Em contestação o Requerido aduziu: que a narrativa fática empreendida pela Requerente não restou comprovada; que não houve qualquer negociação com a Requerida; que não foi juntado aos autos a cópia do contrato de compra e venda e que inexistem nos autos, provas dos danos materiais propugnados.
Sobreveio sentença, resumidamente, nos termos que se seguem: Pela análise dos fatos narrados pela autora, entendo que a requerida não violou esse dever decorrente da boa-fé objetiva, pois, ciente da negociação, após o contato da requerente, autorizou a transferência da motocicleta, providência que lhe cabia e que a autora, por sua vez, vem se beneficiado de sua própria torpeza, na medida em que comprou o veículo ciente dos gravames que o acompanhavam, e quedou-se inerte em transferi-lo para o seu nome, tarefa que, em relação à autora, não poderia ficar a cargo da requerida, que sequer conhecia da negociação de compra e venda. Ante o exposto, JULGO IMPROCEDENTES os pedidos formulados na inicial, pelo que resolvo a lide mérito, nos termos do artigo 487, inciso I, do Código de Processo Civil/2015. Sem ônus de sucumbência em custas e honorários de advogado, por força da isenção inserta nos arts. 54 e 55, 1ª parte, da Lei 9.099/95. Sem custas e honorários advocatícios, nos termos do que dispõem os art. 54 e 55 da Lei nº 9.099/95. Deferida a gratuidade da justiça à autora.

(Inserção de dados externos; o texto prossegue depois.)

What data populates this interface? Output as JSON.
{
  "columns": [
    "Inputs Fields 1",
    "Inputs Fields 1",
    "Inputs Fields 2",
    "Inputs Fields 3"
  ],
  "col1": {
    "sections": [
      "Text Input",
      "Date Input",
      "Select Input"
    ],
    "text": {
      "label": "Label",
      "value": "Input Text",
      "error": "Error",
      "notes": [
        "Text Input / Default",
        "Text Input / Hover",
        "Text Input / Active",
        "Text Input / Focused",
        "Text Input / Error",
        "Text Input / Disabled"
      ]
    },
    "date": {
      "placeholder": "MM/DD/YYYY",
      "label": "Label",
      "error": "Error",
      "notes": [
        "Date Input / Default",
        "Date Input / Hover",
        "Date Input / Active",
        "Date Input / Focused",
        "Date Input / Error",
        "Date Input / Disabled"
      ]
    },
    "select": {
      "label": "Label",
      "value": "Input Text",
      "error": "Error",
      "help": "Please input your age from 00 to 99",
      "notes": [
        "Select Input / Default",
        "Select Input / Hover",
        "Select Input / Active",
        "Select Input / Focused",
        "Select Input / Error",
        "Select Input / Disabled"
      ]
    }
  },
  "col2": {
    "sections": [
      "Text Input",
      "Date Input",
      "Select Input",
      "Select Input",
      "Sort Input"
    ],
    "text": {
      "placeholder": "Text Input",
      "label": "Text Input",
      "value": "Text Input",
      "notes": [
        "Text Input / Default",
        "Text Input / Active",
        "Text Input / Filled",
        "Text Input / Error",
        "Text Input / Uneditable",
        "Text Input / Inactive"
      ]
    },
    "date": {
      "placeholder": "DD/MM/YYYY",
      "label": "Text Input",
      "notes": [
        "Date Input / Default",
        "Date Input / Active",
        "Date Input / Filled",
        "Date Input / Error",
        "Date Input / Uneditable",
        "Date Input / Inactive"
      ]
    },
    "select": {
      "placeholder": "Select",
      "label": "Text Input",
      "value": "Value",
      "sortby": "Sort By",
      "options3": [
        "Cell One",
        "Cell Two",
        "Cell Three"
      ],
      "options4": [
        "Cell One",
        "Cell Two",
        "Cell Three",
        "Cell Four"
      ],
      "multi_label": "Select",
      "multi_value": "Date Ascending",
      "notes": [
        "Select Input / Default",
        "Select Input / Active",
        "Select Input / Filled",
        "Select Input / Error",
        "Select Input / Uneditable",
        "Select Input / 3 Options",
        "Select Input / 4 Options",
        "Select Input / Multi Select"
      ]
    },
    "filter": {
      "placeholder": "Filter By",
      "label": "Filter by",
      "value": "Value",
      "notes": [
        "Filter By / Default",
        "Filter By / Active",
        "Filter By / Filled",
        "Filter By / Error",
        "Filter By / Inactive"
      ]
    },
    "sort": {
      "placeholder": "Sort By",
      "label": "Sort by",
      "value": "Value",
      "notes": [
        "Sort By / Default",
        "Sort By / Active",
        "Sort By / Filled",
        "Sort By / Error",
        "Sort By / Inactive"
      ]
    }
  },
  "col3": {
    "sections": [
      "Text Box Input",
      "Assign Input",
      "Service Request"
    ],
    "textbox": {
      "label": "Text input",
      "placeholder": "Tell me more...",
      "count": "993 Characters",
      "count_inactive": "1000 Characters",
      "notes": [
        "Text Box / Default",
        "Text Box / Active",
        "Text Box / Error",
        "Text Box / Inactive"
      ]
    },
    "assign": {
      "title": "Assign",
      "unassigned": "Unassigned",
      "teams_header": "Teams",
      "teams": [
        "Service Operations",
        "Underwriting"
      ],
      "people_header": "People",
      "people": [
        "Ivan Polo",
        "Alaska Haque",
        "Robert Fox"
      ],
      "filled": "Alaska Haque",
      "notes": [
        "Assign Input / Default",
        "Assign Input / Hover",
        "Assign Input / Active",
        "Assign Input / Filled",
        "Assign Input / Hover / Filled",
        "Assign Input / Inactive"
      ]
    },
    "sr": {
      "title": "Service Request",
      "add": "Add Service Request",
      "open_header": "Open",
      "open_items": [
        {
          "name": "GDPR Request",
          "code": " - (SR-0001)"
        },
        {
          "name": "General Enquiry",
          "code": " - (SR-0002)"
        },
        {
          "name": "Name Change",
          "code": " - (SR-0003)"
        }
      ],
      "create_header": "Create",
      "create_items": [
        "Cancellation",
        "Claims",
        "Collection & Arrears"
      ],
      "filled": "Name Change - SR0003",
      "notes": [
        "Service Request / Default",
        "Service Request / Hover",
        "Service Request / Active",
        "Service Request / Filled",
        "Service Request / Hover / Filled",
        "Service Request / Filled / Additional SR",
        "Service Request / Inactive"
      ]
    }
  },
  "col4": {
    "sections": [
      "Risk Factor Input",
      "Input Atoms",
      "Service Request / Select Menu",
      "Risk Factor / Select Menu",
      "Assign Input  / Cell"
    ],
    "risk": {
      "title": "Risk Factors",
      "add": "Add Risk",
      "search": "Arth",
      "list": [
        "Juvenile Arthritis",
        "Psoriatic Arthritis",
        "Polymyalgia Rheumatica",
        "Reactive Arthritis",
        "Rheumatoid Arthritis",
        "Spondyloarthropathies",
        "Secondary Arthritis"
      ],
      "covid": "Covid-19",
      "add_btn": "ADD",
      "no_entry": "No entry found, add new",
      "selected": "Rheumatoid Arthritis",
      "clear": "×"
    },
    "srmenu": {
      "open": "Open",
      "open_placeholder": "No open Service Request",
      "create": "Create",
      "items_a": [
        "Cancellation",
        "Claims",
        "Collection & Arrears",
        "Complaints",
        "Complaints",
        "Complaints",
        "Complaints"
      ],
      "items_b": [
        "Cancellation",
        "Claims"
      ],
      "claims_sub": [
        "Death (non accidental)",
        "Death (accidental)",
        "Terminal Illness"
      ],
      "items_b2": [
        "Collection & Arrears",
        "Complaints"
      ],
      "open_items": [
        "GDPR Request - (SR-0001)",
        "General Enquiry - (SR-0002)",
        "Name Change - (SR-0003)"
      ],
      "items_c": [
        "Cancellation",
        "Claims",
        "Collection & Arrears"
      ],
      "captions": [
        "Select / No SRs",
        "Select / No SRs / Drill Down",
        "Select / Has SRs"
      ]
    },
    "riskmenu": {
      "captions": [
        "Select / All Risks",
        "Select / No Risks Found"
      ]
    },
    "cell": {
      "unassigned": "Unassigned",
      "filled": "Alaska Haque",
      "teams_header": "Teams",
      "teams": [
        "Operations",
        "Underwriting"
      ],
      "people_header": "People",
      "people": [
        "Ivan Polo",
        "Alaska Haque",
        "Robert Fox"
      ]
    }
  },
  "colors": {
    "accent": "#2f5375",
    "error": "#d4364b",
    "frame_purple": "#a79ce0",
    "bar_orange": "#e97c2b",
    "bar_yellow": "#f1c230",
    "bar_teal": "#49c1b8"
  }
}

Inconformado, a autora, ora Recorrente, alegou em suas razões: que a Recorrida confessa que vendeu seu veículo para outra pessoa em meados de 2014, ficando constatada a obrigação de responder por todas as obrigações referentes ao veículo e que não pode ser atingido pela inadimplência de outrem. Por fim, requereu a reforma da sentença, para julgar procedentes os pedidos constantes na inicial
Apesar de regularmente intimada, a Recorrida não apresentou contrarrazões.
É o relatório.
VOTO
Presentes os pressupostos de admissibilidade, conheço do recurso.
Após a análise dos argumentos das partes e do acervo probatório existente nos autos, entendo que a sentença recorrida não merece reparos, devendo ser confirmada por seus próprios e jurídicos fundamentos, o que se faz na forma do disposto no artigo 46 da Lei 9.099/95, com os acréscimos constantes da ementa que integra este acórdão.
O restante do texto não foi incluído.